‘You are what you eat’ goes the saying. And it could not be truer than in a case of PCOS!
PCOS, an acronym for Polycystic Ovarian Syndrome is a condition affecting women that may present with a range of symptoms including irregular periods, weight gain, excessive unwanted hair, frequent acne, darkening of the skin around the neck or armpits, inability to conceive or even early onset diabetes (due to insulin resistance).
The pathogenesis of this condition is complex. But very simply put, the 2 main culprits are- increase in the male hormone testosterone causing hormonal imbalance and the inefficient action of insulin- also called ‘insulin resistance’
There is a strong link between PCOS and infertility with some studies stating that 8 out of 10 women with PCOS have difficulty conceiving. There is also a strong correlation between obesity and PCOS with as many as 70% having increased weight. Diet and exercise remain the cornerstone of management of PCOS and lot has been written about it. However, adhering to a strict regime of diet and exercise is far from easy. This article highlights the small changes that you can bring about in the food you eat, that will go a long way in improving your symptoms and eventually your prospects of conceiving.
The world is shrinking and many of us have easy access to food from all over the world eg apples from Australia or dragon fruit from Thailand. The longevity of these products is however ensured by preservatives. And preservatives are known to cause hormonal imbalances. So let us be sensible, think global by all means but definitely eat local!

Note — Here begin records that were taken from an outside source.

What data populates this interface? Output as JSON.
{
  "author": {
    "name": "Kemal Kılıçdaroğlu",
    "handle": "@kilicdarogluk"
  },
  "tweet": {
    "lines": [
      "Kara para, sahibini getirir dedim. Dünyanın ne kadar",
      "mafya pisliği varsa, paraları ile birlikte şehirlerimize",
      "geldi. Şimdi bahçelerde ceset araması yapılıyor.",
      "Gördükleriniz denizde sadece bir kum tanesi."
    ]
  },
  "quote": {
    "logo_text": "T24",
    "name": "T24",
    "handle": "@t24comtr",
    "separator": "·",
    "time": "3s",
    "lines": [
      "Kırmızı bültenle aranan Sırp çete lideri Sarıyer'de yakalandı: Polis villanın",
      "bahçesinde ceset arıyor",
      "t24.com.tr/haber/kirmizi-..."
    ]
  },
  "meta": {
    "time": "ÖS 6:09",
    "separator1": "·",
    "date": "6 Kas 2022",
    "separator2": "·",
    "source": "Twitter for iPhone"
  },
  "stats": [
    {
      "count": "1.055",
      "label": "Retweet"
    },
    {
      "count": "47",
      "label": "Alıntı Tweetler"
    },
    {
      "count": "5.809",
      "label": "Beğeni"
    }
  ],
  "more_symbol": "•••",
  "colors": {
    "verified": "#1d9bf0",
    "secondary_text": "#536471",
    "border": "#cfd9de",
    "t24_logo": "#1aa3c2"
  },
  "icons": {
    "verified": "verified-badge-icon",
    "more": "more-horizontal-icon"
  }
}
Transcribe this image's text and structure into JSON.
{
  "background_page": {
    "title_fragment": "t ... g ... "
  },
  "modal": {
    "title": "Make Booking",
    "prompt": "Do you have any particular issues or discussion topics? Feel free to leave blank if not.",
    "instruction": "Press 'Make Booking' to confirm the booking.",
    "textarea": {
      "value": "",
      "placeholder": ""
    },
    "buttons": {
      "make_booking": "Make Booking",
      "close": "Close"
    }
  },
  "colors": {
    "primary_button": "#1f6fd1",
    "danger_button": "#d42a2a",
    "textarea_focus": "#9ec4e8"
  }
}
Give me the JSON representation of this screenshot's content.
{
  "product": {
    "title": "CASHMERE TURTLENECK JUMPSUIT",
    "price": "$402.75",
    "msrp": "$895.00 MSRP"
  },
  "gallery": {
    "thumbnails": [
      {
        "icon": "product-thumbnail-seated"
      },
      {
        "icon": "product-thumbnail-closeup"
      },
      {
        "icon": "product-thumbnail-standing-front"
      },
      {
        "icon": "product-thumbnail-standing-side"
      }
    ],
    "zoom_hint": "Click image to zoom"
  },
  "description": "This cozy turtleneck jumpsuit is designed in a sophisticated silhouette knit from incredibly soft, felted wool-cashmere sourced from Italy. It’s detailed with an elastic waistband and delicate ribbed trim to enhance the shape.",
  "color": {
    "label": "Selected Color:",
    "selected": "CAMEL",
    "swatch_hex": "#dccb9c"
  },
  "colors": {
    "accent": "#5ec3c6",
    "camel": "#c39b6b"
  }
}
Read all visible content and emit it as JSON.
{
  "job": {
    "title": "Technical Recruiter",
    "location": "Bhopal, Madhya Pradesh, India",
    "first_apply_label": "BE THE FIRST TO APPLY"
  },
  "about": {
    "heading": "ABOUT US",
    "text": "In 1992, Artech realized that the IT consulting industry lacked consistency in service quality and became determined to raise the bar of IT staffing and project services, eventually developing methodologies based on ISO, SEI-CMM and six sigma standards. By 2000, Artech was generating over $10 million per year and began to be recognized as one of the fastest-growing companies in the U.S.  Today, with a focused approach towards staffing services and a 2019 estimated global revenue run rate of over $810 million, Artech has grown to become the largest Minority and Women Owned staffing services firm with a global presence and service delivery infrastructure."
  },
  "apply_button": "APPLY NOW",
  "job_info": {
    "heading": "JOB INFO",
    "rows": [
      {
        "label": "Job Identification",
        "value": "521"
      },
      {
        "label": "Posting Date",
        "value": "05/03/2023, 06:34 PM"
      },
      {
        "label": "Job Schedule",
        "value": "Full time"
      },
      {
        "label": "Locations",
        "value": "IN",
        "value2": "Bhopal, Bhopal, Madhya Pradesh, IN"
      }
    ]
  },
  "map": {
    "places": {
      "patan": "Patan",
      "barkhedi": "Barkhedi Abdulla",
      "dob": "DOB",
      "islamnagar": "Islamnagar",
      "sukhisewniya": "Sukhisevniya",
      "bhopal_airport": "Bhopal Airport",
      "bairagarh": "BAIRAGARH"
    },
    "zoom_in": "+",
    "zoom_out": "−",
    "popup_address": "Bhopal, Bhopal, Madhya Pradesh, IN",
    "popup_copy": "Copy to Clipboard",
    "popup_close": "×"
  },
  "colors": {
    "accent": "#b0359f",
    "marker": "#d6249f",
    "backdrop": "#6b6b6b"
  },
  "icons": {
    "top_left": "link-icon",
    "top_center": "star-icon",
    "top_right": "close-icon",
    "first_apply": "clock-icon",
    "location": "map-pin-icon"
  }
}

For those of you who live in Mangalore or surrounding areas, the proximity to the sea is a blessing. Apart from the beautiful pristine beaches, there is the abundance of seafood which is rich in omega-3 fatty acids. Omega-3 is proven to increase the ‘membrane fluidity’ of the cells in our body. This helps the efficiency of insulin action and hence decreases insulin resistance and all related symptoms. Fish oil capsules are a good alternative.
Get Vitamin D:
Deficiency of the ‘sunshine vitamin’ has been linked with a host of problems including infertility and even longevity! Vitamin D deficiency is particularly prevalent in women with PCOS. Replenishing the Vitamin D levels improves insulin sensitivity as well as the ability of our body to burn fat in response to exercise. If exposure to sunlight is not possible, vitamin D supplements are easily available.
Chronic inflammation is able to explain most of the symptoms of PCOS mentioned above. It is also linked to a higher risk for diabetes, heart problems end even Alzheimer’s disease. Hence an anti-inflammatory diet was proposed as a possible panacea. When such a diet was tested for 12 weeks in 100 obese women with PCOS in Egypt* (along with exercise) a definite improvement was noticed in their weight, blood pressure, insulin resistance and menstrual patterns. 12% even became pregnant. So what is this diet plan?
- Small, frequent meals
- More Omega-3, less saturated fats
- More phytochemicals and antioxidants- plentiful in green tea, herbs and spices such as curcumin (from turmeric), cinnamon, sesame
- Foods with low glycemic index
- Avoiding sweeteners and processed meats
Where there’s tea, there’s hope:
Another old saying and a sensible one too! Speaking of PCOS, spearmint tea is known to reduce excess unwanted hair. Green tea, as well as black tea, are rich in antioxidants- an important constituent of our anti-inflammatory diet. More recently marjoram tea, found in Southern Europe and the Middle East, has been shown to restore the hormonal imbalance seen in PCOS. So it definitely makes sense to replace our fizzy drinks with this cup that heals!
These are chemical compounds formed by the reaction between nitrites and secondary amine (proteins). They are closely linked to insulin resistance and inflammation. Their content is higher in processed foods and foods cooked at high temperature (remember tandoori paneer, chicken?). They are also seen in cigarettes and snuff. These need to be minimized in our diet. Antioxidants and probiotics (like dahi) help the beneficial bacteria in our gut to combat the inflammatory effect of the nitrosamines and should become an essential part of any meal in PCOS
BAT or Brown Adipose Tissue is an interesting concept that researchers have liked with PCOS. Our body has 2 types of fat- white and brown. White fat accounts for a greater percentage of the total fat tends to accumulate in the abdomen, around internal organs, under the skin and is a threat to our health. Brown fat or BAT creates heat by burning calories- it thus helps in maintaining body temperature. It prevents obesity and improves blood sugar control.
Women with PCOS have impaired action of the BAT. One can improve its action by exercising, taking bath/shower with cold water and avoiding overeating (eat to the point of satiety and no more). Protect the melatonin in the body as it is a supporter of BAT activity. This means turning off all electronic devices before retiring to bed and sleeping in total darkness. Its activity is also encouraged by foods like apples, cranberries and basil (tulsi).
Concluding thoughts: PCOS is a challenging condition with no easy remedies. Small alterations in one’s diet as listed above, along with regular and consistent exercise will go a long way in symptom relief and significantly improve the chances of getting pregnant.